Pierwsze ognisko w Niemczech
10 stycznia w powiecie Märkisch-Oderland wykryto chorobę u trzech bawołów wodnych. Nadal eksperci szukają przyczyn i możliwej drogi zakażenia. Choć są już pewne podejrzenia. Chore zwierzęta poddano ubojowi, a tusze zostały bezpiecznie zutylizowane. W promieniu 1 km od gospodarstwa wybito wszystkie zwierzęta wrażliwe na chorobę. Utworzono strefę zagrożoną i objętą ograniczeniami o promieniu 3 i 7 km (w sumie 10 km).
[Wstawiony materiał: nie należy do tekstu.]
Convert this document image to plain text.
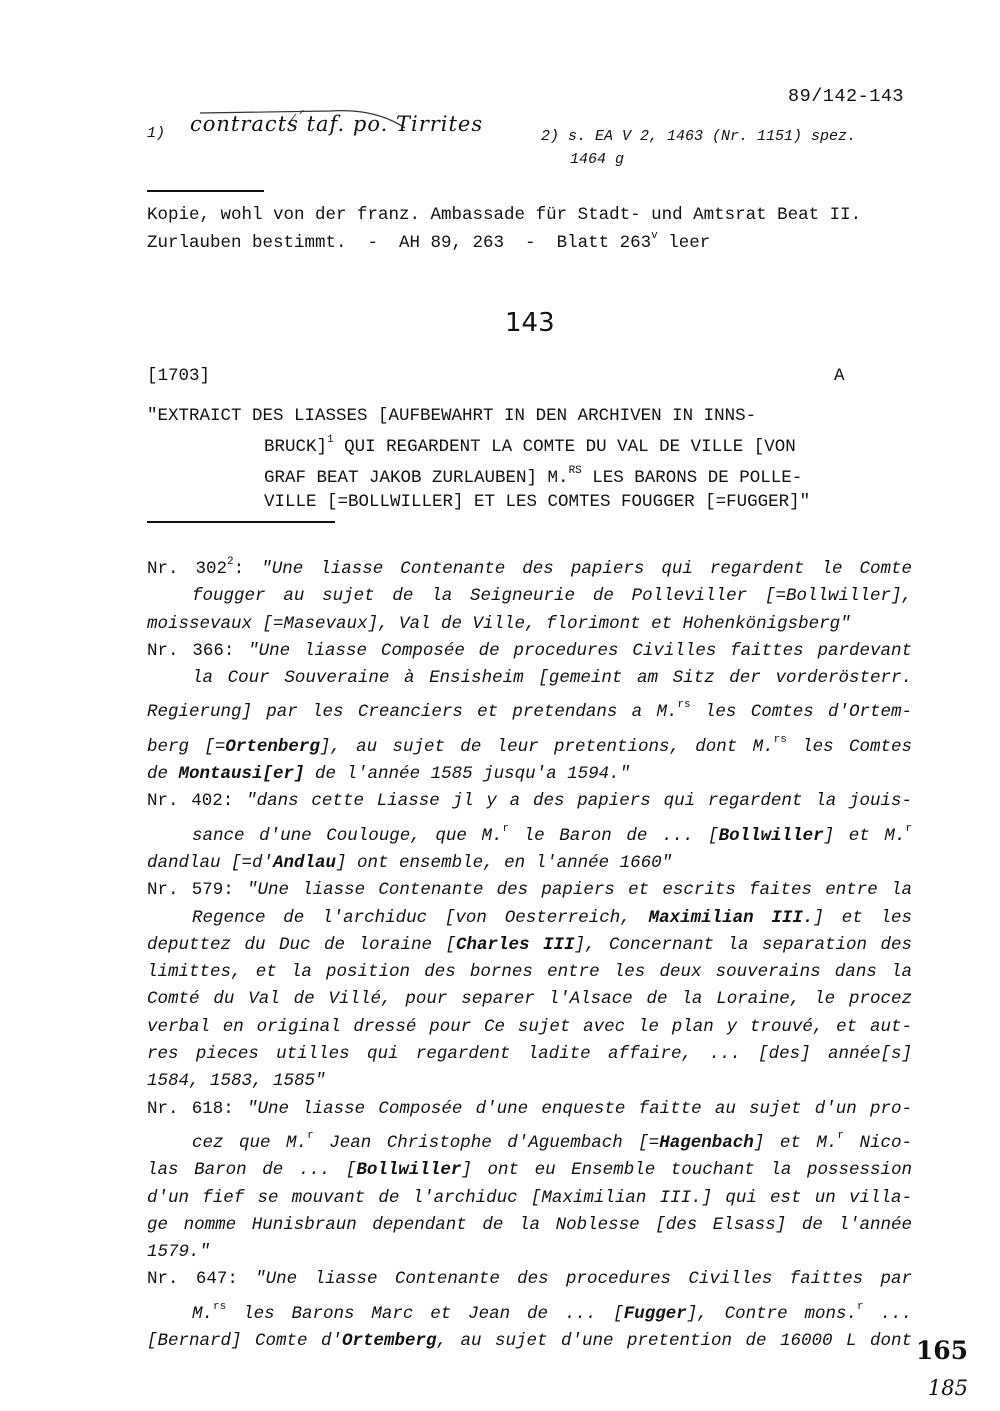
89/142-143
1) contracts taf. po. Tirrites
2) s. EA V 2, 1463 (Nr. 1151) spez.
1464 g
Kopie, wohl von der franz. Ambassade für Stadt- und Amtsrat Beat II.
Zurlauben bestimmt.  -  AH 89, 263  -  Blatt 263$^v$ leer
143
[1703]	A
"EXTRAICT DES LIASSES [AUFBEWAHRT IN DEN ARCHIVEN IN INNS-
BRUCK]$^1$ QUI REGARDENT LA COMTE DU VAL DE VILLE [VON
GRAF BEAT JAKOB ZURLAUBEN] M.$^{RS}$ LES BARONS DE POLLE-
VILLE [=BOLLWILLER] ET LES COMTES FOUGGER [=FUGGER]"
Nr. $302^2$: "Une liasse Contenante des papiers qui regardent le Comte
fougger au sujet de la Seigneurie de Polleviller [=Bollwiller],
moissevaux [=Masevaux], Val de Ville, florimont et Hohenkönigsberg"
Nr. 366: "Une liasse Composée de procedures Civilles faittes pardevant
la Cour Souveraine à Ensisheim [gemeint am Sitz der vorderösterr.
Regierung] par les Creanciers et pretendans a M.$^{rs}$ les Comtes d'Ortem-
berg [=Ortenberg], au sujet de leur pretentions, dont M.$^{rs}$ les Comtes
de Montausi[er] de l'année 1585 jusqu'a 1594."
Nr. 402: "dans cette Liasse jl y a des papiers qui regardent la jouis-
sance d'une Coulouge, que M.$^r$ le Baron de ... [Bollwiller] et M.$^r$
dandlau [=d'Andlau] ont ensemble, en l'année 1660"
Nr. 579: "Une liasse Contenante des papiers et escrits faites entre la
Regence de l'archiduc [von Oesterreich, Maximilian III.] et les
deputtez du Duc de loraine [Charles III], Concernant la separation des
limittes, et la position des bornes entre les deux souverains dans la
Comté du Val de Villé, pour separer l'Alsace de la Loraine, le procez
verbal en original dressé pour Ce sujet avec le plan y trouvé, et aut-
res pieces utilles qui regardent ladite affaire, ... [des] année[s]
1584, 1583, 1585"
Nr. 618: "Une liasse Composée d'une enqueste faitte au sujet d'un pro-
cez que M.$^r$ Jean Christophe d'Aguembach [=Hagenbach] et M.$^r$ Nico-
las Baron de ... [Bollwiller] ont eu Ensemble touchant la possession
d'un fief se mouvant de l'archiduc [Maximilian III.] qui est un villa-
ge nomme Hunisbraun dependant de la Noblesse [des Elsass] de l'année
1579."
Nr. 647: "Une liasse Contenante des procedures Civilles faittes par
M.$^{rs}$ les Barons Marc et Jean de ... [Fugger], Contre mons.$^r$ ...
[Bernard] Comte d'Ortemberg, au sujet d'une pretention de 16000 L dont 165
185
W Brandenburgii obowiązuje strefa zamknięta i nadzorowana oraz zakaz transportu bydła, świń, owiec, kóz i wielbłądowatych. Wraz z wybuchem pryszczycy Niemcy utraciły status „wolnego od pryszczycy bez szczepień”.
Więcej o tym w artykule:
Pierwsze ognisko pryszczycy niedaleko polskiej granicy! "Wirus przenosi wiatr. To byłaby katastrofa"
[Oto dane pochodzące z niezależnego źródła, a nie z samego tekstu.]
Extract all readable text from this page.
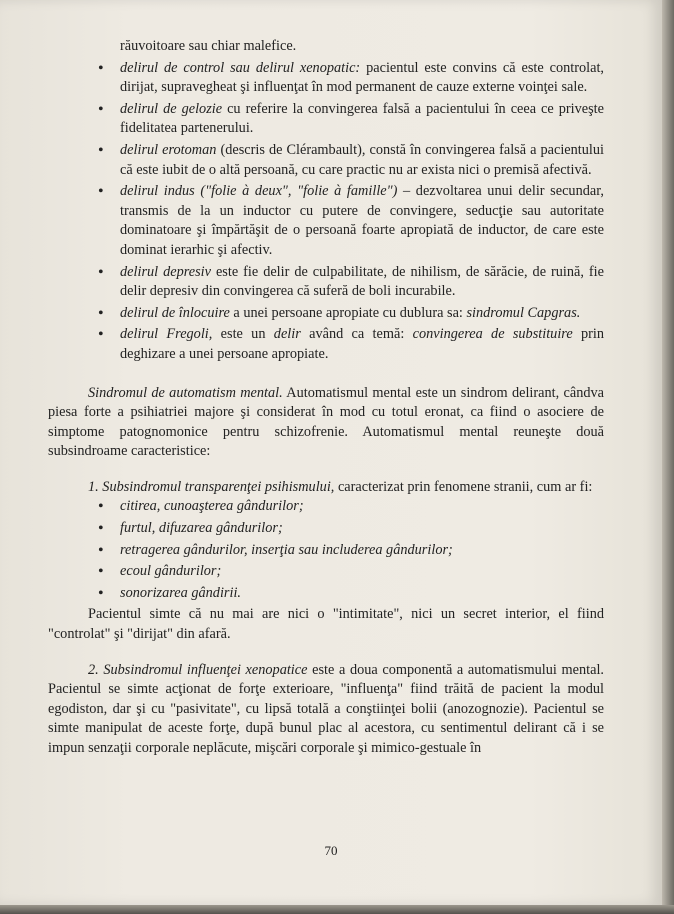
răuvoitoare sau chiar malefice.
• delirul de control sau delirul xenopatic: pacientul este convins că este controlat, dirijat, supravegheat şi influenţat în mod permanent de cauze externe voinţei sale.
• delirul de gelozie cu referire la convingerea falsă a pacientului în ceea ce priveşte fidelitatea partenerului.
• delirul erotoman (descris de Clérambault), constă în convingerea falsă a pacientului că este iubit de o altă persoană, cu care practic nu ar exista nici o premisă afectivă.
• delirul indus ("folie à deux", "folie à famille") – dezvoltarea unui delir secundar, transmis de la un inductor cu putere de convingere, seducţie sau autoritate dominatoare şi împărtăşit de o persoană foarte apropiată de inductor, de care este dominat ierarhic şi afectiv.
• delirul depresiv este fie delir de culpabilitate, de nihilism, de sărăcie, de ruină, fie delir depresiv din convingerea că suferă de boli incurabile.
• delirul de înlocuire a unei persoane apropiate cu dublura sa: sindromul Capgras.
• delirul Fregoli, este un delir având ca temă: convingerea de substituire prin deghizare a unei persoane apropiate.

Sindromul de automatism mental. Automatismul mental este un sindrom delirant, cândva piesa forte a psihiatriei majore şi considerat în mod cu totul eronat, ca fiind o asociere de simptome patognomonice pentru schizofrenie. Automatismul mental reuneşte două subsindroame caracteristice:

1. Subsindromul transparenţei psihismului, caracterizat prin fenomene stranii, cum ar fi:

• citirea, cunoaşterea gândurilor;
• furtul, difuzarea gândurilor;
• retragerea gândurilor, inserţia sau includerea gândurilor;
• ecoul gândurilor;
• sonorizarea gândirii.

Pacientul simte că nu mai are nici o "intimitate", nici un secret interior, el fiind "controlat" şi "dirijat" din afară.

2. Subsindromul influenţei xenopatice este a doua componentă a automatismului mental. Pacientul se simte acţionat de forţe exterioare, "influenţa" fiind trăită de pacient la modul egodiston, dar şi cu "pasivitate", cu lipsă totală a conştiinţei bolii (anozognozie). Pacientul se simte manipulat de aceste forţe, după bunul plac al acestora, cu sentimentul delirant că i se impun senzaţii corporale neplăcute, mişcări corporale şi mimico-gestuale în

70
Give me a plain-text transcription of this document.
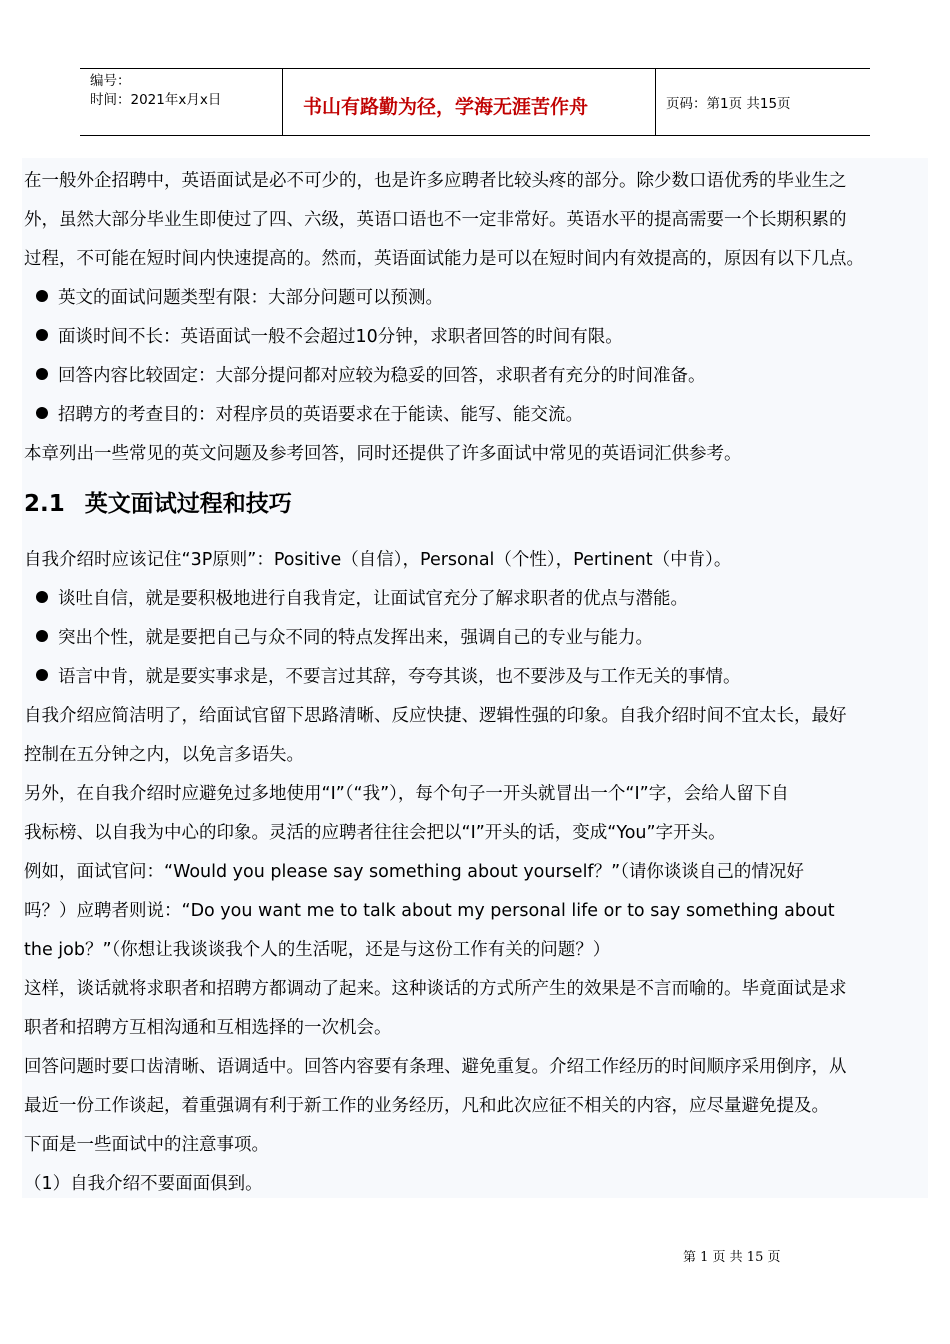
编号：
时间：2021年x月x日	书山有路勤为径，学海无涯苦作舟	页码：第1页 共15页
在一般外企招聘中，英语面试是必不可少的，也是许多应聘者比较头疼的部分。除少数口语优秀的毕业生之
外，虽然大部分毕业生即使过了四、六级，英语口语也不一定非常好。英语水平的提高需要一个长期积累的
过程，不可能在短时间内快速提高的。然而，英语面试能力是可以在短时间内有效提高的，原因有以下几点。
英文的面试问题类型有限：大部分问题可以预测。
面谈时间不长：英语面试一般不会超过10分钟，求职者回答的时间有限。
回答内容比较固定：大部分提问都对应较为稳妥的回答，求职者有充分的时间准备。
招聘方的考查目的：对程序员的英语要求在于能读、能写、能交流。
本章列出一些常见的英文问题及参考回答，同时还提供了许多面试中常见的英语词汇供参考。
2.1 英文面试过程和技巧
自我介绍时应该记住“3P原则”：Positive（自信），Personal（个性），Pertinent（中肯）。
谈吐自信，就是要积极地进行自我肯定，让面试官充分了解求职者的优点与潜能。
突出个性，就是要把自己与众不同的特点发挥出来，强调自己的专业与能力。
语言中肯，就是要实事求是，不要言过其辞，夸夸其谈，也不要涉及与工作无关的事情。
自我介绍应简洁明了，给面试官留下思路清晰、反应快捷、逻辑性强的印象。自我介绍时间不宜太长，最好
控制在五分钟之内，以免言多语失。
另外，在自我介绍时应避免过多地使用“I”（“我”），每个句子一开头就冒出一个“I”字，会给人留下自
我标榜、以自我为中心的印象。灵活的应聘者往往会把以“I”开头的话，变成“You”字开头。
例如，面试官问：“Would you please say something about yourself？”（请你谈谈自己的情况好
吗？）应聘者则说：“Do you want me to talk about my personal life or to say something about
the job？”（你想让我谈谈我个人的生活呢，还是与这份工作有关的问题？）
这样，谈话就将求职者和招聘方都调动了起来。这种谈话的方式所产生的效果是不言而喻的。毕竟面试是求
职者和招聘方互相沟通和互相选择的一次机会。
回答问题时要口齿清晰、语调适中。回答内容要有条理、避免重复。介绍工作经历的时间顺序采用倒序，从
最近一份工作谈起，着重强调有利于新工作的业务经历，凡和此次应征不相关的内容，应尽量避免提及。
下面是一些面试中的注意事项。
（1）自我介绍不要面面俱到。
第 1 页 共 15 页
Drugie ognisko pryszczycy w Brandenburgii?
Choroba rozprzestrzenia się w błyskawicznym tempie. Naukowcy ostrzegają, że może być przenoszona przez wiatr na odległość kilku km, przez paszę, sprzęt czy buty. Należy wprowadzić restrykcyjne zasady bioasekuracji.
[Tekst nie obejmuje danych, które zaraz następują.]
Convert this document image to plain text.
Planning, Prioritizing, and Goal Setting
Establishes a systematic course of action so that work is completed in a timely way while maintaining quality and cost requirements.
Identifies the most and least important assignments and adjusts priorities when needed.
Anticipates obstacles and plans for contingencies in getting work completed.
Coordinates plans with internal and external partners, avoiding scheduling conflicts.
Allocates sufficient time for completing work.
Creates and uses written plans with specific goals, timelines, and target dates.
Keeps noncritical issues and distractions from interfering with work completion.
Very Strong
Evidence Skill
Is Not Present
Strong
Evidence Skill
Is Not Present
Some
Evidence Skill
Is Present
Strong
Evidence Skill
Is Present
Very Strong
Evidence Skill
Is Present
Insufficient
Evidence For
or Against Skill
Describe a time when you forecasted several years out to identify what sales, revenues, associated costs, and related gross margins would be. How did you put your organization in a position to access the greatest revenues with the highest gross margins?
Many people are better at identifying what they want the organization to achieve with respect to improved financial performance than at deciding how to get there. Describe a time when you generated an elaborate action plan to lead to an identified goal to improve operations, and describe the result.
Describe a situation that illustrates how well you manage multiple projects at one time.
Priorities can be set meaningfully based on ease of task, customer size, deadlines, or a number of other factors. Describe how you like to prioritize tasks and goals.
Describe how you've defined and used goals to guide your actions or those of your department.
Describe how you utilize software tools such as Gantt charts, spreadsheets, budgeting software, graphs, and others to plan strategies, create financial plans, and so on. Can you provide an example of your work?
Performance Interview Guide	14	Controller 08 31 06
Dzisiaj po południu, jak donoszą niemieckie media pojawiło się kolejne podejrzenie pryszczycy (FMD) w Brandenburgii. W środę zaobserwowano u czterech kóz objawy wskazujące na pryszczycę na farmie w Willmersdorf koło Werneuchen w powiecie Barnim. Władze okręgu podały, że próbki martwych zwierząt są obecnie badane w Instytucie Friedricha Loefflera (FLI). Wyniki badań powinny być w czwartek po południu. Oby było to tylko podejrzenie choroby.
Komisarz UE ds. rolnictwa Christophe Hansen powiedział w Berlinie, podczas Zielonego Tygodnia że należy „wybuch pryszczycy traktować poważnie, ale nie wpadać w panikę”. Dodał, że jak dotąd w UE wystąpił jeden odosobniony przypadek.
Już są pierwsze konsekwencje pryszczycy na rynku świń, gdzie ceny poleciały mocno w dół, a eksperci alarmują, że może pojawić się poważny problem na niemieckim rynku mleka.
AKTUALIZACJA 17.01.2025
Według ministra rolnictwa Cema Özdemira podejrzenie przypadku pryszczycy w powiecie Barnim nie zostało potwierdzone. „Obecny stan jest taki, że nie ma drugiego kolejnego pozytywnego przypadku” – powiedział Özdemir w piątkowy poranek w Deutschlandfunk. Wczoraj dochodzenie w tej sprawie przeprowadzili eksperci z Instytutu Friedricha Loefflera. Koza powiązana z pryszczycą była wolna od pryszczycy.